As stated before, a shortage of competent trained manpower continues to be a source of concern to us, and I am sure many other operators around the world. Whether it is among the drilling crews or service company crews, both in the field and in the shops performing tool maintenance and quality control, it all results in lost time that could and should be avoided if these people were properly trained.
Have there been any drilling/completion technological innovations that you’ve come across in the last year that you think of as a true step-change?
One technology that we are currently testing and seems to be very promising is the Turbocaser Express. This tool is an expandable turbine that can be connected to the bottom of the completion with a reaming shoe.

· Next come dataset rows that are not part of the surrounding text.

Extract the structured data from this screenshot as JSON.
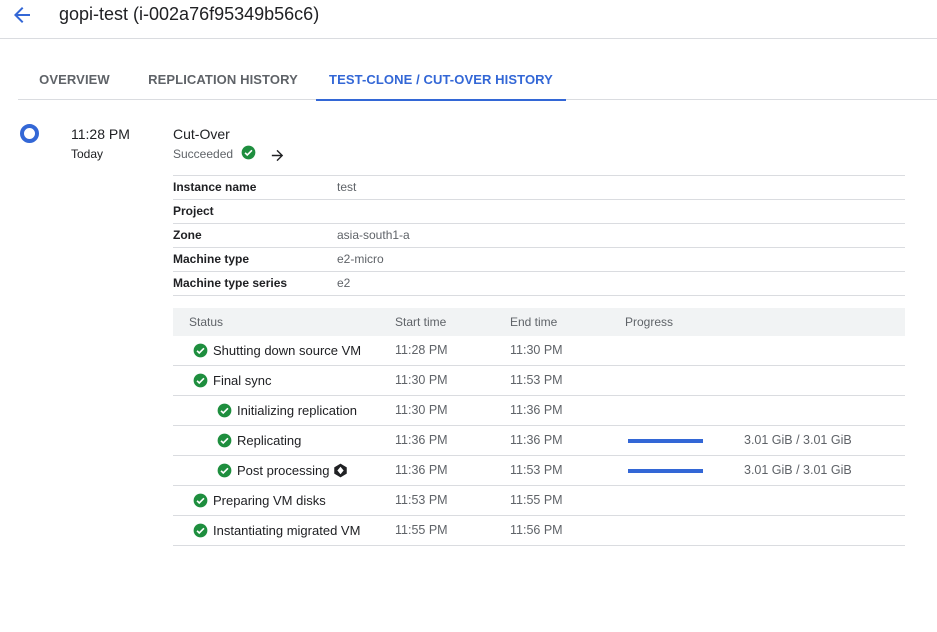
{
  "header": {
    "title": "gopi-test (i-002a76f95349b56c6)",
    "back_icon": "arrow-back-icon"
  },
  "tabs": [
    {
      "label": "OVERVIEW",
      "active": false
    },
    {
      "label": "REPLICATION HISTORY",
      "active": false
    },
    {
      "label": "TEST-CLONE / CUT-OVER HISTORY",
      "active": true
    }
  ],
  "event": {
    "time": "11:28 PM",
    "day": "Today",
    "title": "Cut-Over",
    "status": "Succeeded",
    "status_icon": "check-circle-icon",
    "arrow_icon": "arrow-forward-icon"
  },
  "details": [
    {
      "key": "Instance name",
      "value": "test"
    },
    {
      "key": "Project",
      "value": ""
    },
    {
      "key": "Zone",
      "value": "asia-south1-a"
    },
    {
      "key": "Machine type",
      "value": "e2-micro"
    },
    {
      "key": "Machine type series",
      "value": "e2"
    }
  ],
  "steps": {
    "columns": {
      "status": "Status",
      "start": "Start time",
      "end": "End time",
      "progress": "Progress"
    },
    "rows": [
      {
        "name": "Shutting down source VM",
        "start": "11:28 PM",
        "end": "11:30 PM",
        "progress_text": "",
        "progress_fraction": null,
        "level": 0,
        "busy_icon": false
      },
      {
        "name": "Final sync",
        "start": "11:30 PM",
        "end": "11:53 PM",
        "progress_text": "",
        "progress_fraction": null,
        "level": 0,
        "busy_icon": false
      },
      {
        "name": "Initializing replication",
        "start": "11:30 PM",
        "end": "11:36 PM",
        "progress_text": "",
        "progress_fraction": null,
        "level": 1,
        "busy_icon": false
      },
      {
        "name": "Replicating",
        "start": "11:36 PM",
        "end": "11:36 PM",
        "progress_text": "3.01 GiB / 3.01 GiB",
        "progress_fraction": 1.0,
        "level": 1,
        "busy_icon": false
      },
      {
        "name": "Post processing",
        "start": "11:36 PM",
        "end": "11:53 PM",
        "progress_text": "3.01 GiB / 3.01 GiB",
        "progress_fraction": 1.0,
        "level": 1,
        "busy_icon": true
      },
      {
        "name": "Preparing VM disks",
        "start": "11:53 PM",
        "end": "11:55 PM",
        "progress_text": "",
        "progress_fraction": null,
        "level": 0,
        "busy_icon": false
      },
      {
        "name": "Instantiating migrated VM",
        "start": "11:55 PM",
        "end": "11:56 PM",
        "progress_text": "",
        "progress_fraction": null,
        "level": 0,
        "busy_icon": false
      }
    ]
  },
  "colors": {
    "accent": "#3367d6",
    "success": "#1e8e3e",
    "muted": "#5f6368"
  }
}
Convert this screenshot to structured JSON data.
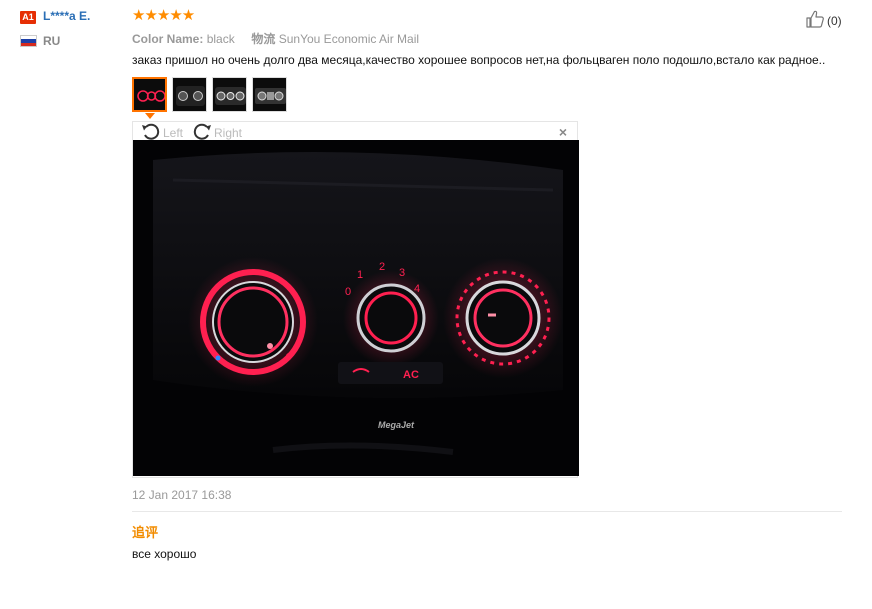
{
  "reviewer": {
    "badge": "A1",
    "name": "L****a E.",
    "country": "RU"
  },
  "review": {
    "stars": 5,
    "star_glyphs": "★★★★★",
    "color_label": "Color Name:",
    "color_value": "black",
    "shipping_label": "物流",
    "shipping_value": "SunYou Economic Air Mail",
    "text": "заказ пришол но очень долго два месяца,качество хорошее вопросов нет,на фольцваген поло подошло,встало как радное..",
    "date": "12 Jan 2017 16:38",
    "helpful_count": "(0)"
  },
  "viewer": {
    "rotate_left": "Left",
    "rotate_right": "Right",
    "close": "×",
    "photo_brand": "MegaJet",
    "dial_labels": {
      "fan": [
        "0",
        "1",
        "2",
        "3",
        "4"
      ],
      "ac": "AC"
    }
  },
  "thumbnails": [
    {
      "name": "photo-1",
      "active": true
    },
    {
      "name": "photo-2",
      "active": false
    },
    {
      "name": "photo-3",
      "active": false
    },
    {
      "name": "photo-4",
      "active": false
    }
  ],
  "additional": {
    "title": "追评",
    "text": "все хорошо"
  },
  "colors": {
    "star": "#ff8c00",
    "name_link": "#2a6eb5",
    "accent_orange": "#ff7300",
    "additional_title": "#f28c00",
    "led_red": "#ff1f4f"
  }
}
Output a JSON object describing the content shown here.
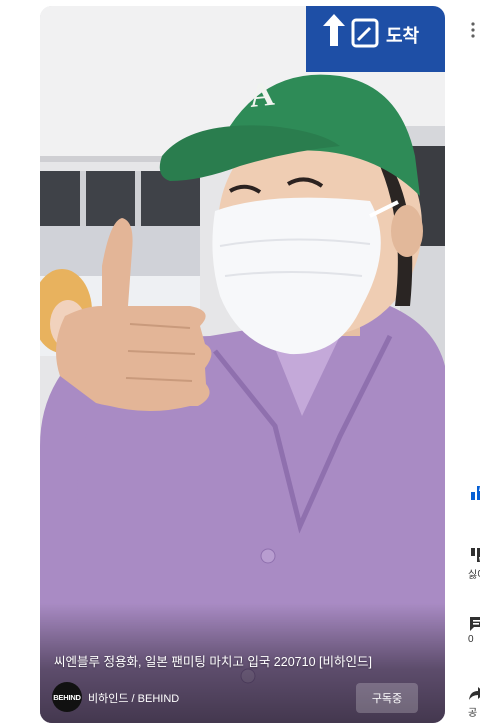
{
  "video": {
    "title": "씨엔블루 정용화, 일본 팬미팅 마치고 입국 220710 [비하인드]",
    "sign_text": "도착"
  },
  "channel": {
    "avatar_text": "BEHIND",
    "name": "비하인드 / BEHIND"
  },
  "subscribe": {
    "label": "구독중"
  },
  "actions": {
    "like_icon": "thumbs-up-icon",
    "dislike_icon": "thumbs-down-icon",
    "dislike_label": "싫어",
    "comment_icon": "comment-icon",
    "comment_label": "0",
    "share_icon": "share-icon",
    "share_label": "공"
  },
  "colors": {
    "sign_blue": "#1e4fa6",
    "cap_green": "#2e8b57",
    "shirt_lavender": "#a98bc4",
    "like_blue": "#065fd4"
  }
}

The benefit is that you will guarantee the deployment of the completion at all times, even in areas where wellbore stability issues are a concern. This is even more relevant these days when well geometry and completion jewelry is getting more complex, i.e., multi-stage frac completions.
Shale and tight-gas frac technology is definitely a game changer.
Are the drilling rigs on the market meeting your needs and where would you like to see improvements?
Today, for the most part, they are meeting our demands, with the exception of quite a bit of loss time both due to rig maintenance issues along with inexperienced rig personnel. We are looking at new-generation rigs with smaller footprints that are more automated and fast movers.
Do you anticipate Saudi Aramco needing significantly more rigs in the near future?
Soon we will start exploring in deepwater. We are looking at the unconventional gas plays in the Kingdom.
Has the Macondo incident had any impact on the way you conduct your drilling operations?
Not really. We at Saudi Aramco embarked on a very rigorous system of well control policies and procedures about 12 years ago. More recently, just prior to Macondo, we recognized that we had some problems in personnel well control competencies, which we have cleared up by implementing a very thorough well control competency test. This is in addition to our rig supervisors having to possess a valid IADC WellCAP well control certificate.
We are adjusting our requirements for well control certification to be competency based, and I urge our industry to follow suit.
Has Saudi Aramco taken a new look at your well control policies and procedures since Macondo?
No. However, we are working with BOP manufacturers and technology developers on a new concept for BOP equipment addressing reliability and high H2S environments.
In conclusion, Saudi Aramco is very optimistic of the future and in our ability to overcome the issues and challenges and meet the requirements of oil supplies. This optimism is based in part on our sizable resource base, investment in human resources and technologies, best-in-class operating practices, and our deep commitment to environmental protection.